One last note: Many historical articles and other documents can be found or ordered for free through your local library. The Google news archive provides a good starting point, but your library and its reference librarians are an invaluable resource for tracking down documents and expanding searches in creative ways. Use them, and support them.
Comments
Wow, this is a great feature and, like you stated, it's going to save a lot of time on research. They should have called it "Google Library" [of course, then they'd have to add "Google Bums" :0) ]

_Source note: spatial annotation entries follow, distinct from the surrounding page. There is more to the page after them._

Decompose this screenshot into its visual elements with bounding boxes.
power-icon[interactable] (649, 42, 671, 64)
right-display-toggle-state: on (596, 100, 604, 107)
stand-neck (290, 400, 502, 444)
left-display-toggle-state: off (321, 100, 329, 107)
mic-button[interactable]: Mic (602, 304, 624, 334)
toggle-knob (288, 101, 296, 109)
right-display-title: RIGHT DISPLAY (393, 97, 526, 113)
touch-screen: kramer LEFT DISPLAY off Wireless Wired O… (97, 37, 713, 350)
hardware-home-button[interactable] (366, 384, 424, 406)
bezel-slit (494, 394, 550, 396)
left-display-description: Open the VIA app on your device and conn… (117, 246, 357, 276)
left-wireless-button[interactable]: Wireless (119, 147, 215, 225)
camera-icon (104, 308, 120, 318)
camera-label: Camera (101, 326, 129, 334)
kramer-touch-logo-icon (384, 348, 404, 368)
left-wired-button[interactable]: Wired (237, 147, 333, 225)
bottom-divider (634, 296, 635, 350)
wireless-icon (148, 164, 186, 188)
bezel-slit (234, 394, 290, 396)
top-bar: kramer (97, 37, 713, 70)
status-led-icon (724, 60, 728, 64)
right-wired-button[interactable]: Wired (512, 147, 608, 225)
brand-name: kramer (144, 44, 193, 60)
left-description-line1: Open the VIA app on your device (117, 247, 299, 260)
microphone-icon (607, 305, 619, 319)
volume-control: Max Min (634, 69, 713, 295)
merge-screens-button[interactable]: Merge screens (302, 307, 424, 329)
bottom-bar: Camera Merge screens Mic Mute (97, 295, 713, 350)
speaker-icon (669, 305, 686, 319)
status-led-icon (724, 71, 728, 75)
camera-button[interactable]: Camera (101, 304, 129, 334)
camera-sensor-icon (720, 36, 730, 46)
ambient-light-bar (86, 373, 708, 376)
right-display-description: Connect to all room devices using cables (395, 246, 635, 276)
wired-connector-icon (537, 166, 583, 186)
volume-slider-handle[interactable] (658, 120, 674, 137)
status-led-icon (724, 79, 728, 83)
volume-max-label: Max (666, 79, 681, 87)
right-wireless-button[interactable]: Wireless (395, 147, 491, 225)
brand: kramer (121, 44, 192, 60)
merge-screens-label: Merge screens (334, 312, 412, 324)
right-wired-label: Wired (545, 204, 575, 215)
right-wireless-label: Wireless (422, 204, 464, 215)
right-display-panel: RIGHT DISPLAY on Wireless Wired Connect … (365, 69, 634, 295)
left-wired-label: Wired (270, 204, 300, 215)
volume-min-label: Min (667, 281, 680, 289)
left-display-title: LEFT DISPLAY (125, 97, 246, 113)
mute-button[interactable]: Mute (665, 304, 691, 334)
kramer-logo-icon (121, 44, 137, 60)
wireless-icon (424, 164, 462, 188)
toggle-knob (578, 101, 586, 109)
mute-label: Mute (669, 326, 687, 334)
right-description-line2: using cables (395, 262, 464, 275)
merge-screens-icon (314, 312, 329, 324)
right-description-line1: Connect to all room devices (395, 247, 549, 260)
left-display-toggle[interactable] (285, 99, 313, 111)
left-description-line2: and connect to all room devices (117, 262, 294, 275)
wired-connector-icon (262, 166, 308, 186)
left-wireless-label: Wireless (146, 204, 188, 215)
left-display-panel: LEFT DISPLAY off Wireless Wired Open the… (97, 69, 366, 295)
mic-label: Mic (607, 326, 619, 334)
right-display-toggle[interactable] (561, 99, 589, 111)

Posted by: keith finley at September 6, 2006 10:32 AM
For 'history', read 'American history'
Posted by: Chris Thorpe at September 6, 2006 11:01 AM
If you install a netpass toolbar into your browser, you can access many of these premium articles for free. the software is at www.congoo.com
:)
Posted by: Jenson Porter at September 6, 2006 11:22 AM
Agree that the news archive is a boon, but remember that it can deliver this sort of OCR output for old newspapers (here's a quote from The (London) Times of 1904):
ttM M imported to 4 colony be- AaannKly, by which he (hat with 'MM of I Unr iwrtion of which was on tiid umirr (he acttial state, of local rerrnur, be impoaathlss to mcct the cnrrnit expcnm if JM] wrte not ae-o-rM to. After a ilchatc of Mirth, m wlikh the bill combated on the of oppmaiw character ami injustice, ami lal on thcar of cxrxtlirnor, and the ahaencc of -retv oths-r allrmaUvo vimier CXIIUIM circumtUnca, nov.se ilinilol, their apfwaiTil SI in favour of Ac tall, ami i againtt for the bill, IM. ,-r.nt of a pteoc of to ihe value of MtWL, to X, Wiight. the chairman of the AuciuMy
Posted by: Andrew Joscelyne at September 6, 2006 01:11 PM
Andrew,
Yes, I've noticed some of the same garbled type. It looks like a quality control step needs to be added to the scanning process.
Nick
Posted by: Nick Carr at September 6, 2006 01:31 PM
Great timesaver for historians and bookworms. Google must be appreciated.